While UK banks are experiencing unprecedented demand for opening business accounts, businesses are facing delays and refusals. This is alongside banks assessing their offerings for those not resident in the UK after Brexit. If you already bank with a large global institution in your home country, you may find that they can help you set up an account with their UK business.

There is no precise “how to open a UK business bank account for overseas owned companies” rulebook. Unfortunately, it is often easier for UK banks to decline to open an account, than it is to complete the hurdles and internal challenges they face from a compliance perspective.

The following provides a high-level overview as to the sort of data and detail that is required to open a bank account in the UK for overseas owned companies. It is by no means complete – there are multiple sign-offs internally, and if your application passes one hurdle, doesn’t mean the next level won’t have further questions relating to ownership, identification documents etc. A face-to-face interview is almost always required.

Key information about the parent company

  • Name of legal entity, registered address, shareholder data and percentages.
  • Addresses of main shareholders (usually 10-25% or more) and directors.
  • Description of parent company trading activities.
  • Jurisdiction for tax purposes of parent company.
  • Where the individuals are registered for tax, the banks require tax registration details for anyone registered for tax and social security outside of the UK.

Key information about the UK company

  • Name of legal entity, registered address.
  • Director addresses.
  • Description of UK business trading activities; the banks are looking to fully understand why a UK account is required.
  • Projected turnover of the UK company.
  • Details of expenditure, outgoings, potential suppliers and potential customer names.
  • Details of directors and whether they are registered for tax in any other country other than the UK.

UK bank mandate details

  • Details of signatories who will have access to the UK bank account.
  • What currency accounts, if any, are required.
  • Internet banking: simple or enhanced; access only, key payments, authorise payments etc.

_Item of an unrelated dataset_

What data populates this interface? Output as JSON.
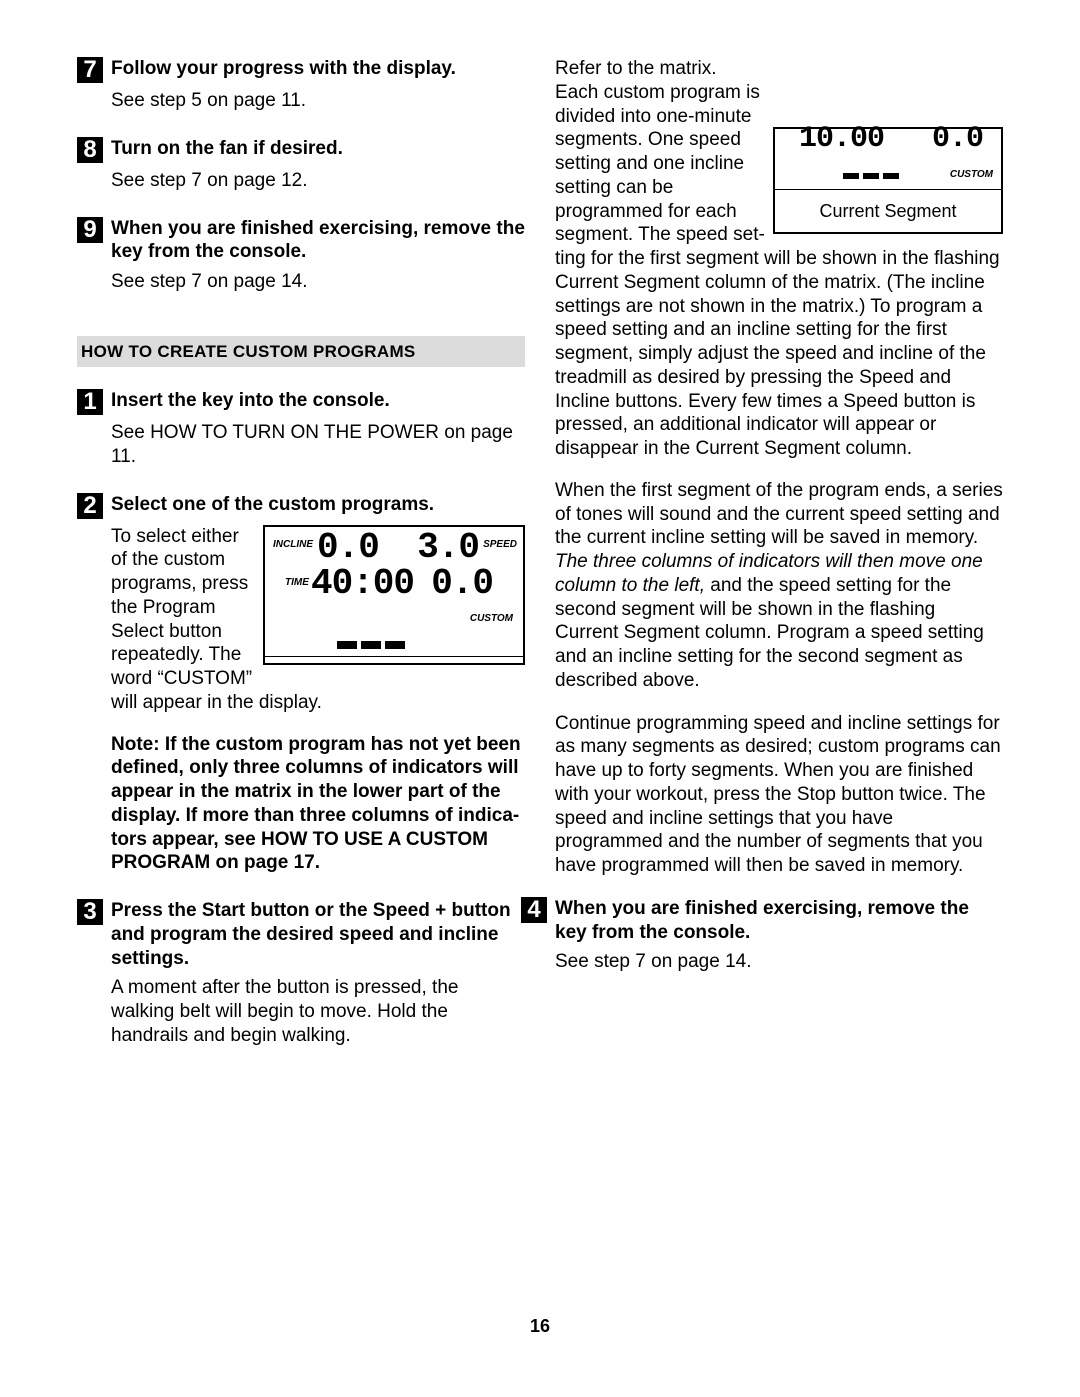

Anti-money laundering data

  • Notarised Proof of Identity and two forms of home address documents such as a recent bank statement and utility bill, showing home address of the individuals. This data will be required for the majority shareholder(s) and those who are to have access to the UK bank account.
  • Covering letter from the Notary addressed to the UK bank confirming they have met with individuals, and notarised copies of passports/bank statements/utility bills.
  • Where the documents are not in English, they will need to be translated.

Resident for Tax Purposes

  • Under FATCA regulations, UK banks are required to know where the company is resident for tax purposes – if it’s part of a group, other such jurisdictions may need to be noted also.